Tuesday, August 12, 2008

You KNOW...

...I do NOT go around questioning your heterosexuality. So I'd really freakin appreciate it if you stopped questioning my homosexuality. Even if it is a phase, that's none of your damn business. I'm am going to LOVE and have SEX and KISS and HOLD HANDS and CHECK OUT whoever I frickin want. I REPEAT...I do NOT question you...so would EVERYONE just STOP questioning me?! I have enough going on...

URGH I AM SO ANGRY!!!!!!!!!!!!!!!!!!!!!!!!!!!!!!!!!!!!!!!!!!!!!!!!!!!!!!!!!!!!!!!!!!!!!!!!!!!!!!!!!!!!!!!!!!!!!!!!!!

Friday, August 8, 2008

The Bee by the Bathroom

My bathroom here at home has a window high above the shower that faces our front yard. We recently dug up our rock bed that was underneath that window and put some soil and hibiscus in there. Ever since the flowers bloomed, our front yard has been full of bees. In the past few weeks when I was in the bathroom I'd hear a buzzing sound so I assumed some bees were building (word choice?) a hive outside my bathroom window. I thought it dangerous for my younger cousins if the hive were to fall and bees go everywhere, so I planned on eventually going out there and spraying the crap out of it with RAID.

This morning on my way to the car with my mom, my mom goes "Oh look, the Mama bee is dead." I was wondering how she had decided it was a "Mama bee" when I noticed it had an egg sack attached to it. The bee was all crumpled up in the middle of our garage, far from the growing hive.

I got in the car and to my surprise I started to cry. I don't know what bothered me about it so much but I was devastated at the loss of this bee! Now don't get me wrong, I am a big animal lover - we have so many pets at home and I would be a zoologist if I wasn't so bad at science, but I don't usually just break into tears when I see insects dead.

I thought more about it and I realized - what if it had to do with the fact that it was a Mama Bee (a Queen bee)? I certainly have a recognized, extreme fear of my own children dying let alone a fear I will never be able to have children some day.

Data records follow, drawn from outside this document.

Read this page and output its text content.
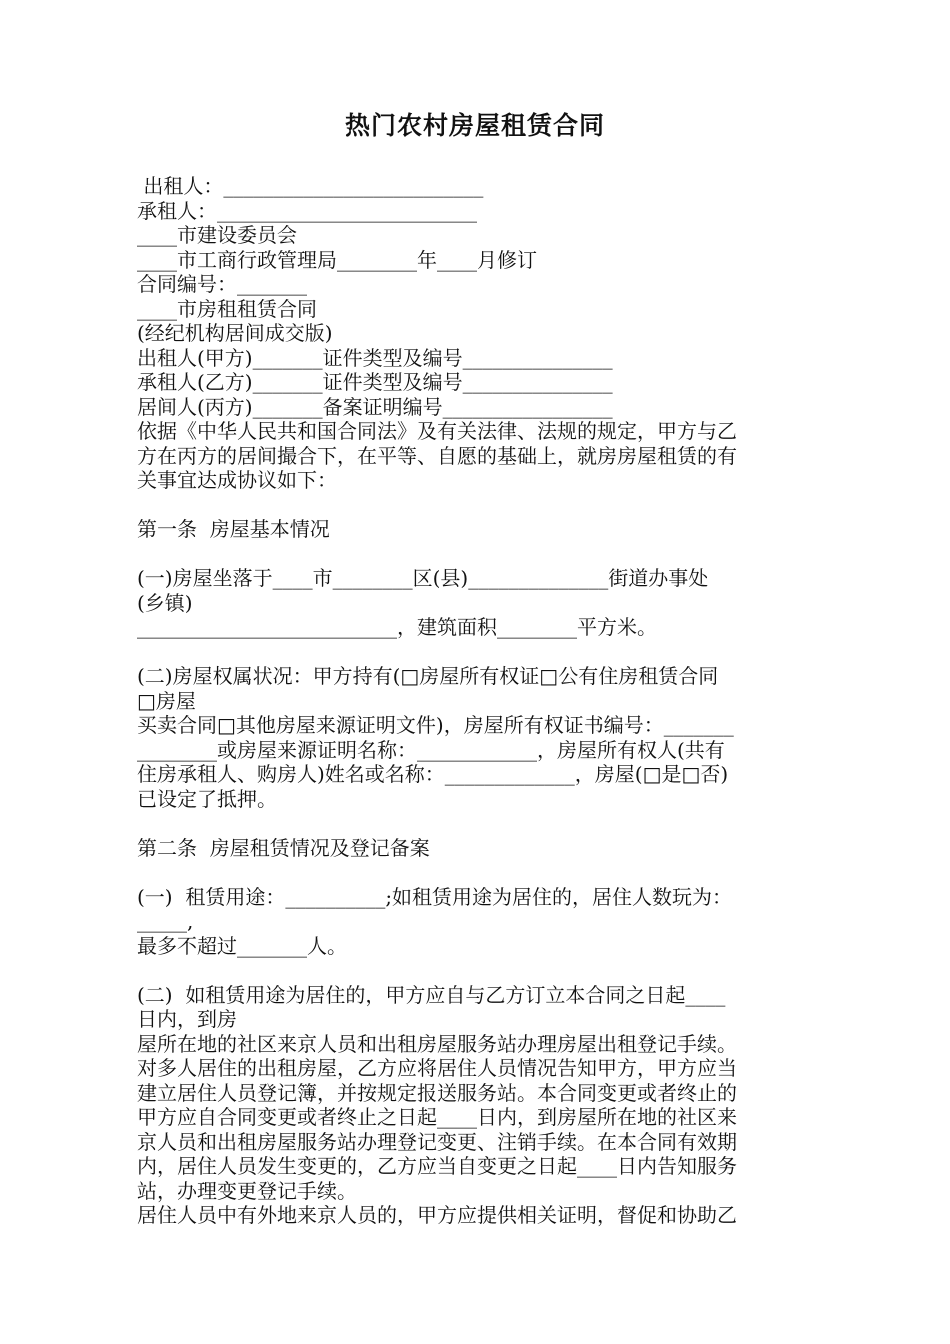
热门农村房屋租赁合同
出租人：__________________________
承租人：__________________________
____市建设委员会
____市工商行政管理局________年____月修订
合同编号：_______
____市房租租赁合同
(经纪机构居间成交版)
出租人(甲方)_______证件类型及编号_______________
承租人(乙方)_______证件类型及编号_______________
居间人(丙方)_______备案证明编号_________________
依据《中华人民共和国合同法》及有关法律、法规的规定，甲方与乙
方在丙方的居间撮合下，在平等、自愿的基础上，就房房屋租赁的有
关事宜达成协议如下：
第一条  房屋基本情况
(一)房屋坐落于____市________区(县)______________街道办事处
(乡镇)
__________________________，建筑面积________平方米。
(二)房屋权属状况：甲方持有(□房屋所有权证□公有住房租赁合同
□房屋
买卖合同□其他房屋来源证明文件)，房屋所有权证书编号：_______
________或房屋来源证明名称：____________，房屋所有权人(共有
住房承租人、购房人)姓名或名称：_____________，房屋(□是□否)
已设定了抵押。
第二条  房屋租赁情况及登记备案
(一)  租赁用途：__________;如租赁用途为居住的，居住人数玩为：
_____,
最多不超过_______人。
(二)  如租赁用途为居住的，甲方应自与乙方订立本合同之日起____
日内，到房
屋所在地的社区来京人员和出租房屋服务站办理房屋出租登记手续。
对多人居住的出租房屋，乙方应将居住人员情况告知甲方，甲方应当
建立居住人员登记簿，并按规定报送服务站。本合同变更或者终止的
甲方应自合同变更或者终止之日起____日内，到房屋所在地的社区来
京人员和出租房屋服务站办理登记变更、注销手续。在本合同有效期
内，居住人员发生变更的，乙方应当自变更之日起____日内告知服务
站，办理变更登记手续。
居住人员中有外地来京人员的，甲方应提供相关证明，督促和协助乙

One thing you should understand is I have this re-occuring dream whenever my life gets a certain way. The dream takes on different settings and supporting characters but it's always basically the same: me having a baby. Eventually, it always ends the same. The baby dies right after it's born. I always wake up crying from these dreams. Whenever I have a dream like this my life is usually out of control. What I'm wondering now is - what's out of control???